Subscribe

Operations manager sees enclosure failures that do no exist

Hi all!

Bit of a weird problem with two FAS 3140 clusters, both have exemplary clean syslogs with no warnings whatsover. Yet operations manager about once a week will alert to a "enclosures failed" message with really scary content:

Enclosures Failed

EventEnclosures Failed
Sourcexxx/
Severity
AboutStatus of the enclosures on an appliance
ConditionThe following components failed Enclosure Serial No : OPS6773421DFB62 Enclosure Shelf Address : 1c.17 Enclosure Logical ID : 5:005:0cc002:1dfb62 List of Failed Power Supply Modules: ", " List of Failed Fan Modules: "1, 2" List of Failed Electronics Modules: "1, 2" List of Failed Temperature Sensor Modules (Over Temp): "3" List of Temperature Sensor Modules Warning (Over Temp): "1, 2, 3" Enclosure Serial No : OPS6773421DED14 Enclosure Shelf Address : 1a.32 Enclosure Logical ID : 5:005:0cc002:1ded14 List of Failed Power Supply Modules: ", " List of Failed Fan Modules: "1, 2" List of Failed Electronics Modules: "1, 2" List of Failed Temperature Sensor Modules (Over Temp): "3" List of Temperature Sensor Modules Warning (Over Temp): "1, 2, 3" Enclosure Serial No : OPS6773421DF9C3 Enclosure Shelf Address : 2c.17 Enclosure Logical ID : 5:005:0cc002:1df9c3 List of Failed Power Supply Modules: ", " List of Failed Fan Modules: "1, 2" List of Failed Electronics Modules: "1, 2" List of Failed Temperature Sensor Modules (Over Temp): "3" List of Temperature Sensor Modules Warning (Over Temp): "1, 2, 3" Enclosure Serial No : OPS8248721DE414 Enclosure Shelf Address : 2d.14 Enclosure Logical ID : 5:005:0cc002:1de414 List of Failed Power Supply Modules: ", " List of Failed Fan Modules: "1, 2" List of Failed Electronics Modules: "1, 2" List of Failed Temperature Sensor Modules (Over Temp): "3" List of Temperature Sensor Modules Warning (Over Temp): "1, 2, 3" Enclosure Serial No : OPS8248721DE443 Enclosure Shelf Address : 1b.31 Enclosure Logical ID : 5:005:0cc002:1de443 List of Failed Power Supply Modules: ", " List of Failed Fan Modules: "1, 2" List of Failed Electronics Modules: "1, 2" List of Failed Temperature Sensor Modules (Over Temp): "3" List of Temperature Sensor Modules Warning (Over Temp): "1, 2, 3" Enclosure Serial No : OPS8248721DE543 Enclosure Shelf Address : 1b.15 Enclosure Logical ID : 5:005:0cc002:1de543 List of Failed PoweThe following enclosures have become inactive


The really nifty thing is that it happens about once a week on both clusters with no autosupport or syslog messages whatsover, also we are running performance tests on these clusters which show no interruption or pause or whatever. everything is fine.

Why would ops manager report this problem?

Ops manager 3.7.1 (with ontap 732 plugin).

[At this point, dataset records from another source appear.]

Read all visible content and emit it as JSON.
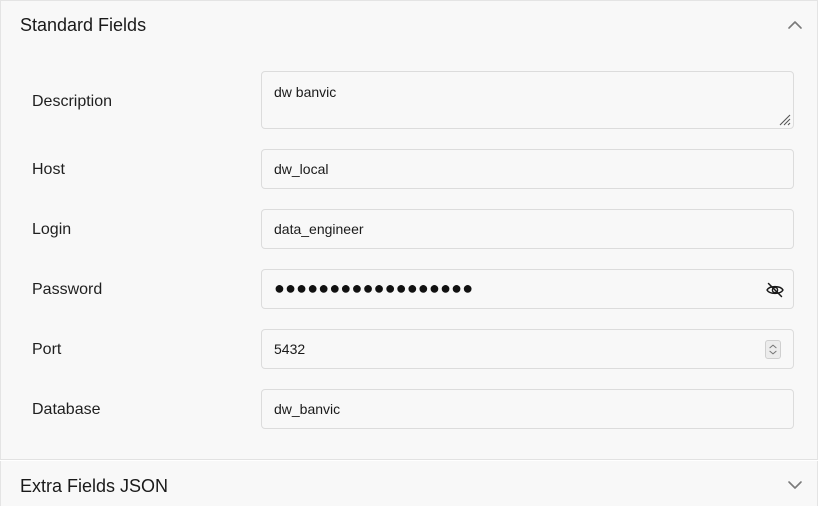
{
  "standard_fields": {
    "title": "Standard Fields",
    "description": {
      "label": "Description",
      "value": "dw banvic"
    },
    "host": {
      "label": "Host",
      "value": "dw_local"
    },
    "login": {
      "label": "Login",
      "value": "data_engineer"
    },
    "password": {
      "label": "Password",
      "value": "●●●●●●●●●●●●●●●●●●"
    },
    "port": {
      "label": "Port",
      "value": "5432"
    },
    "database": {
      "label": "Database",
      "value": "dw_banvic"
    },
    "icons": {
      "collapse": "chevron-up-icon",
      "visibility": "eye-off-icon",
      "stepper": "spin-stepper-icon",
      "resize": "resize-grip-icon"
    }
  },
  "extra_fields": {
    "title": "Extra Fields JSON",
    "icon": "chevron-down-icon"
  }
}
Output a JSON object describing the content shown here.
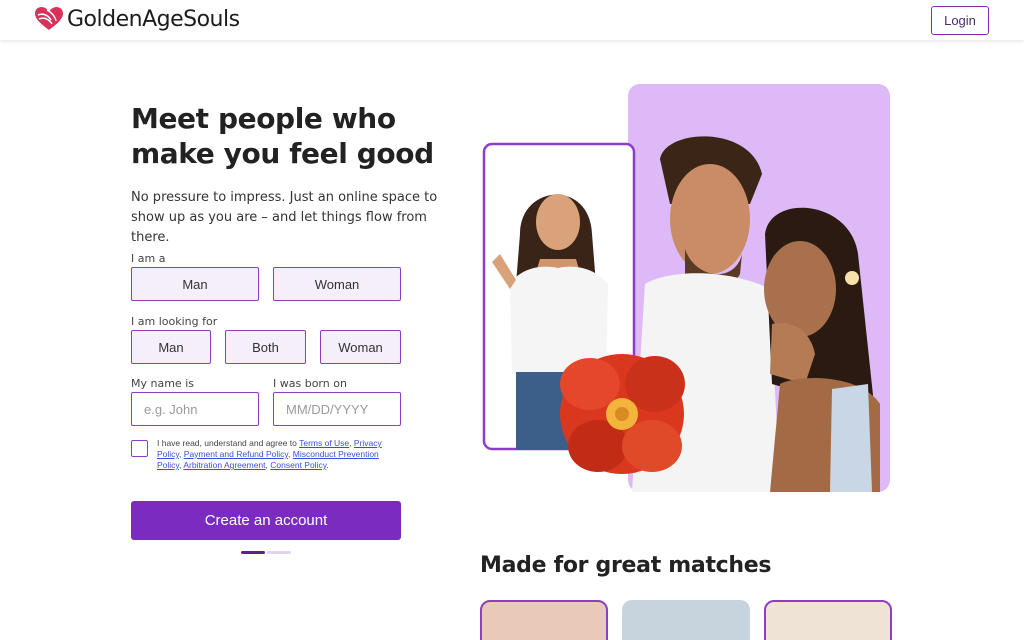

Ontap 732 on both clusters, mixed SATA and FC shelves environment, dfm host diag shows all bells and whistles that you would expect.

Anyone else seens something like this?

Re: Operations manager sees enclosure failures that do no exist

This is a known issue with 7.3.2 ill update a reference shortly when I am back fully online

Kind regards

Rich

Apologies for the short reply, fat thumbs...small Blackberry

Re: Operations manager sees enclosure failures that do no exist

This is an issue with ONTAP 7.3.2  will happen with any monitoring or SNMP alert tool not just Ops-Mgr.

Take a look at the bugs online @ the link below.

http://now.netapp.com/NOW/cgi-bin/bol?Type=Detail&Display=383376

It is fixed in7.3.2P2.

Regards

adai

Re: Operations manager sees enclosure failures that do no exist

we have few system running 7.3.3, even that generates the enclosure failure alerts which is not actually faulty. any advice much appreciated

Re: Operations manager sees enclosure failures that do no exist

Hi, I'd like to report the same issue here.  <bump>